Gastronomi Turizmi Derneği Başkanı Gürkan Boztepe, Anadolu’nun yemek ve lezzet kültürüne değinerek, “Buraya gelen her davetli bizim için çok kıymetli. Bugün T.C Kültür ve Turizm Bakanlığı ve Turkuaz Medya desteğiyle yapılan bu organizasyonun çok kıymetli olduğuna inanıyorum. Buraya gelen misafirlerimiz dünyanın çeşitli yerlerinden gelerek ülkemizin gastronomi turizmine büyük katkıda bulunuyor. Burada dikkat edilmesi gereken temel konu misafirlerimizin çoğu Anadolu’yla bağlantılı olması. Burası sadece fine dining şeflerinin olduğu bir yer değil aynı zamanda global olarak da kültürümüzü yaydığımız bir konumda bulunuyor” dedi.
Gastro Show’un en keyifli söyleşilerinden biri de Şef Somer Sivrioğlu’nun oturumu oldu, bitmesini hiç istemediğim bölümlerden biri idi. Şef Somer ‘ Gastronomi bir sanattır, restoranlarımızda sanat eseri sunuyoruz’ derken çok da haklı idi.
Şef Somer Sivrioğlu, “Biz şefler olarak yaratıcılığı ve el emeğini ön plana çıkardığımız için sanat eseri niteliğinde tabaklar ortaya çıkarmaya çalışıyoruz. Biz bu açıdan restoranlarımıza gelen müşterilerimize sanat eseri niteliğinde yemekler sunarak onları mutlu etmeye çalışıyoruz” dedi.

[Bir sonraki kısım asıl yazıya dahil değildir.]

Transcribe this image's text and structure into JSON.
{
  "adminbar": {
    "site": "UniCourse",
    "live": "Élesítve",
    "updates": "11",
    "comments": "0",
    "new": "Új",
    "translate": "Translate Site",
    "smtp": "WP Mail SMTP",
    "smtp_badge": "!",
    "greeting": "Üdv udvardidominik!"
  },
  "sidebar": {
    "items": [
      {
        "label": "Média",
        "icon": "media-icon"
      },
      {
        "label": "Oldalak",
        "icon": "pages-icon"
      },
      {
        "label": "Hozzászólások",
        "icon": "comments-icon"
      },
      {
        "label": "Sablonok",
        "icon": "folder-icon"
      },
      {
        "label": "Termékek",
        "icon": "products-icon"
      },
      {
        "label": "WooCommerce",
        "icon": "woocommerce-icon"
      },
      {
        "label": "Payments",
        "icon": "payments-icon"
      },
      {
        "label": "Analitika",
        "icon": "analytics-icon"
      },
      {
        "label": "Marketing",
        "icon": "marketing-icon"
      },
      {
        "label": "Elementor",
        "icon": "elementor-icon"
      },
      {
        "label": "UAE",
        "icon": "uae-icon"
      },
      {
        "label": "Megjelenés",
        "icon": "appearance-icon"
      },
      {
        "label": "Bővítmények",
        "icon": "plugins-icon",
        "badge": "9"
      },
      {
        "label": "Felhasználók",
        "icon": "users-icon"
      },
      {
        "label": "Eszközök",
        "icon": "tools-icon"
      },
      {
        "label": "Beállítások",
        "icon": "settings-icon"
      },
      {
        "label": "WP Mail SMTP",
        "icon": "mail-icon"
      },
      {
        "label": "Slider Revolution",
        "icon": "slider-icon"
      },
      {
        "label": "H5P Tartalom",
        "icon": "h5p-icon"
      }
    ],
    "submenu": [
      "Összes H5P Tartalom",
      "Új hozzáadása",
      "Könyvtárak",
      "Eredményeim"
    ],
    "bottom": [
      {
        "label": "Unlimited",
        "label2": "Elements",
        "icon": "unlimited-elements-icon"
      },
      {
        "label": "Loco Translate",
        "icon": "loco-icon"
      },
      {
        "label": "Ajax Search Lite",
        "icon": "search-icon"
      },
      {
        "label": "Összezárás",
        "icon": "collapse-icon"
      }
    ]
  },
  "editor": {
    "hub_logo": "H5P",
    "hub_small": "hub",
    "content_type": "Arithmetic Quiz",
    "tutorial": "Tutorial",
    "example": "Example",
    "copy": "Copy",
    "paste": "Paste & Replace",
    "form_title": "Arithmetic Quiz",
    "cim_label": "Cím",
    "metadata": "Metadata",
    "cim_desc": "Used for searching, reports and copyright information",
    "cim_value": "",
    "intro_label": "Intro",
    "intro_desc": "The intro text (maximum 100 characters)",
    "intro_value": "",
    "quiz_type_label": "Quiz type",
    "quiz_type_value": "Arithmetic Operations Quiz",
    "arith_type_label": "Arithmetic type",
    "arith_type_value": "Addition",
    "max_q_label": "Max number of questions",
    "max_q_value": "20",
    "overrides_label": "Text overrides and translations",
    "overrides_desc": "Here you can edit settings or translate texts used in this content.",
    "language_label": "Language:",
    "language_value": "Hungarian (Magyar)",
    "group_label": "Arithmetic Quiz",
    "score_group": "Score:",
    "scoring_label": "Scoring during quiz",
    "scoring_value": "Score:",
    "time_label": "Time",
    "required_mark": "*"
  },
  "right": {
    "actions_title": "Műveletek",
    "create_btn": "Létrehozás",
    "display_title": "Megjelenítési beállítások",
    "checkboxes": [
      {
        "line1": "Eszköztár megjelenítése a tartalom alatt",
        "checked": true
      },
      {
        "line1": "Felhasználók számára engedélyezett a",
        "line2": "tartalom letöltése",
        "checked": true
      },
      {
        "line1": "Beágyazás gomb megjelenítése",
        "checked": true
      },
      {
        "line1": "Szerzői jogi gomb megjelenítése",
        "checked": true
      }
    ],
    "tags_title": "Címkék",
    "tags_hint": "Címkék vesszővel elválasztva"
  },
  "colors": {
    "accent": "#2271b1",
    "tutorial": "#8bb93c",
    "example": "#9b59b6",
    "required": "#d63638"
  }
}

Avustralya’da Türk mutfağını çok sevdiklerini ve oradan misafirleri Türkiye’nin dört bir yanına götürdüklerini anlatan Şef Somer Sivrioğlu, “Bu hem mutfağımızı tanıtmak hem de kültürümüzü onlara anlatmak için büyük önem taşıyordu. Türk mutfağı hakkında yazılan yemek kitaplarımızı tüm dünyaya okutmamız gerekiyor. Bu hem kültürümüzü hem de mutfağımızı tanıtmak açısından kritik bir öneme sahip. Ülkemizde Türkçe çok iyi gastronomi kitaplarımız var ancak bunların çevrilip tüm dünyaya satılması gerekiyor” diye konuştu.
“Coğrafi işaretli ürünlerden yemekler yapmak mutfağımızı ve ürünlerimizi dünyaya anlatmamızda önemli bir rol oynuyor”
Son 7 senede TV programlarıyla gastronominin halka yayılmasında büyük rol oynadıklarına inandığını söyleyen Sivrioğlu, “Şefler olarak güzel yemek yapıp bunu da insanlarımıza anlatma konusunda biraz olsun katkımız olduysa bu bizi mutlu eder. Biz programlarımızda ülkemizde coğrafi işaretli ürünlerden yemekler yapılmasına önem veriyoruz. Çünkü bu mutfağımızı ve ürünlerimizi dünyaya anlatmamızda önemli bir rol oynuyor. Biz şefler olarak yaratıcılığı ve el emeğini ön plana çıkardığımız için sanat eseri niteliğinde tabaklar ortaya çıkarmaya çalışıyoruz. Biz bu açıdan restoranlarımıza gelen müşterilerimize sanat eseri niteliğinde yemekler sunarak onları mutlu etmeye çalışıyoruz” diye ifade etti.
TÜRKAN ŞORAY ŞARKILARI !
Sinemamızın sultanı Türkan Şoray 220 filmle Dünya Guinness Rekorlar Kitabı’nda rekor sahibi, film müziklerinden oluşan “Türkan Şoray’ın Sonsuz Senfonisi” adlı konser ile sanatçının dünden bugüne rol aldığı filmlerin şarkıları 35 kişilik senfoni orkestrasıyla sahneye taşınıyor.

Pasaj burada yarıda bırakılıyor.